Sent in by anonymous.
CW: alcoholism, addiction, overdosing, self-harm, graphic description of rape
I'm six and a half months sober.
Maybe that sounds like an achievement to some of you, but most of the time it really doesn't feel like it. The more sober I become, the more I remember. And the more I remember, the more it hurts.
Back in the summer of 2020, I was 15. Most mornings I would wake up and drink a bottle of vodka to get me sane enough to get out of bed. And then I'd go out and do some rather irresponsible things. Not that I actually remember what I did most of that summer, sometimes other people feed me scraps and I'm shocked by who I'd become.
Every day would pass in a daze, doing everything I could to get hold of any pills or alcohol. Sometimes foraging through bins and skips, or stealing from friends. It didn't matter what it was, so long as I could stop remembering. Life has always been difficult, but I really don't know what happened that summer. It's like the pressure built up and up and just burst.
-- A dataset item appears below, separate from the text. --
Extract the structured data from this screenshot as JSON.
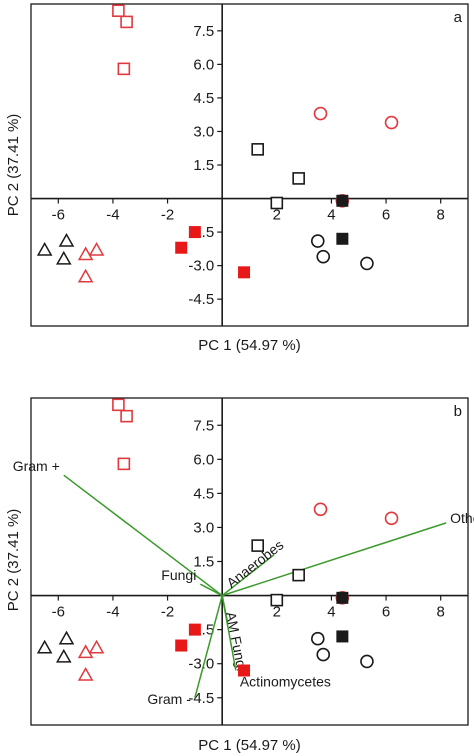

Wrong place, wrong crowd, wrong crutch (again).
The autumn after that summer, I was raped for the first time. It was only in the last 6 months that I realised that. I just remember not being able to breathe and trying to get away, but she carried on. And then the darkness flooded over me. When I came to, she still had her hands around my throat. She didn't care. We were out of control. My life was out of control.
What changed? Nothing, really.
I just got sneakier.
I realised it's far smarter to go it alone when you're breaking apart. So that's what I did. By day I put in hours to get the grades I needed so I could leave school. By night I would cut myself and overdose to take away the ache.
And that's how I carried on until I left school. Drinking and drinking, just one more for the lads. Knocking it back even while it burned and I was sick. One day some blood came out (I won't say where from) and that was it. It was a slap in the face. I thought that that was it, I'd done it, I was dying. It hurt so much, like something inside of me was being torn apart and I was just going to rupture.
Slowly, I quit. I didn't want to (most days I wish I hadn't). But if I died I wanted to die in my own way at my own hands, not slowly through whatever the alcohol was doing to me. Quitting was the hardest thing I ever did. I cut off so many friends, my whole life has had to change. I can't hang out at the pub, or be around other people drinking. I have to explain myself again and again when people invite me for a drink.
Now I remember. And, man, it's bad. It's the worst it's been since I can remember. This last month, I've realised my most recent partner raped me time and again. They pushed my boundaries every time until I was taught that you just do things for your partner, even if you don't want to. I can't believe how desensitised I have become. I hold so much guilt over what they did to me. I'm supposed to know better, to be the one who tells others about consent. I just... I just can't believe I let it happen again. I can't believe they fetishised my first rape and then did it again. I can't believe I fell for it. I'm just in shock.
I'm still sober, by the skin of my teeth. I'm not actually clean by any means but I'm sober. I don't know if it's good to remember everything, it really doesn't feel like it. But now I remember. And no one can take it away from me.